Page 3 of Leaven of Malice


  He rang the bell and asked Miss Green to find Mr. Rumball and send him in. Meanwhile he made a bet with himself that the first sex scene in Plonk would be found between page 15 and 30. He won his bet. It was by no means a certainty. Sometimes this important scene came between pages 1 and 15.

  Henry Rumball was a tall, untidy young man on the reportorial staff; his daily round included visits to the docks, the university and the undertakers. He presented himself wordlessly before the editor’s desk.

  “I thought you might like to review Plonk,” said Ridley. “I know you take an interest in the modern novel. This is rather special, I believe. Stark stuff. Say what you think, but don’t frighten any old ladies.”

  “Thanks, Mr. Ridley. Gosh, Plonk,” said Rumball, seizing the volume and seeming to caress it.

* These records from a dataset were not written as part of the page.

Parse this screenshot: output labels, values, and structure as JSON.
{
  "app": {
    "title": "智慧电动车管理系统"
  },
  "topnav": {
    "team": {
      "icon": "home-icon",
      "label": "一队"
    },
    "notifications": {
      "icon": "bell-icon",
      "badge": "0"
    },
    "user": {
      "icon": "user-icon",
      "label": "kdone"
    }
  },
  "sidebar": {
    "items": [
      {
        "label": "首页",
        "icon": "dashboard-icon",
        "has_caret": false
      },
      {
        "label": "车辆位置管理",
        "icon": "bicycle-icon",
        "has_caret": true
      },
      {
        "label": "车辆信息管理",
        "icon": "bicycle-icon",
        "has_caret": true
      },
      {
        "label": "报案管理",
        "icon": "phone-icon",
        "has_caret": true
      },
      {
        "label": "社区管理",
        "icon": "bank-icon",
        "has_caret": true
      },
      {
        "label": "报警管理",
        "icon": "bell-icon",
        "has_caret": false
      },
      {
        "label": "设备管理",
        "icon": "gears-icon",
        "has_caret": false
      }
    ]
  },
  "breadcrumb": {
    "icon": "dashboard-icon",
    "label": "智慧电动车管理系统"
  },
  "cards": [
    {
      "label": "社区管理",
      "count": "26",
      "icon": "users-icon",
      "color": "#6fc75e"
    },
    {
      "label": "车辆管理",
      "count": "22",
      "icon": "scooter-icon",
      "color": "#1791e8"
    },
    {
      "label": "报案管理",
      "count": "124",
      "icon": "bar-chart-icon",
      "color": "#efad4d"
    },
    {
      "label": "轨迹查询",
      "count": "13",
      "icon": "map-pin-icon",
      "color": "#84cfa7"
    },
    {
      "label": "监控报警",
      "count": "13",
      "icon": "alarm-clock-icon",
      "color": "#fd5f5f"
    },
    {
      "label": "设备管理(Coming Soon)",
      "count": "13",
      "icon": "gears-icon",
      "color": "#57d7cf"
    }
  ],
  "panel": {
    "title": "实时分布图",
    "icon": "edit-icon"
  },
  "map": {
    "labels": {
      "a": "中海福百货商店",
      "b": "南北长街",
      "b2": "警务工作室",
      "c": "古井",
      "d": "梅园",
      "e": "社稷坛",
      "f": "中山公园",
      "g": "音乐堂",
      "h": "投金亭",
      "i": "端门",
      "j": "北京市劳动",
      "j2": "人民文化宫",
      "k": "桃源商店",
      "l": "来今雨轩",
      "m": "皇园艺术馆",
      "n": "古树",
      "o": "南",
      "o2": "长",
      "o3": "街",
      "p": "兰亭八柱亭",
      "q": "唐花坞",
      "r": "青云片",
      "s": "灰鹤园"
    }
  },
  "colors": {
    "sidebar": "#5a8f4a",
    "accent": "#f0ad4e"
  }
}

  “You know something about it?”

  “I’ve seen the American reviews. They say it moves the novel on to an entirely different plateau of achievement. The Saturday Review man said when he’d finished it he felt exactly as if he had been drinking plonk all night himself. It’s kind of tactile, I guess.”

  “Well, say so in your piece. Tactile is a handy word; tends to make a sentence quotable.”

  Rumball rocked his weight from foot to foot, breathed heavily, and then said, “I don’t know that I really ought to do it.”

  “Why not? I thought you liked that kind of thing?”

  “Yes, Mr. Ridley, but I’m trying to keep my head clear, you see. I’m avoiding outside influences, to keep my stream unpolluted, if you know what I mean.”

  “I don’t know in the least what you mean. What stream are you talking about?”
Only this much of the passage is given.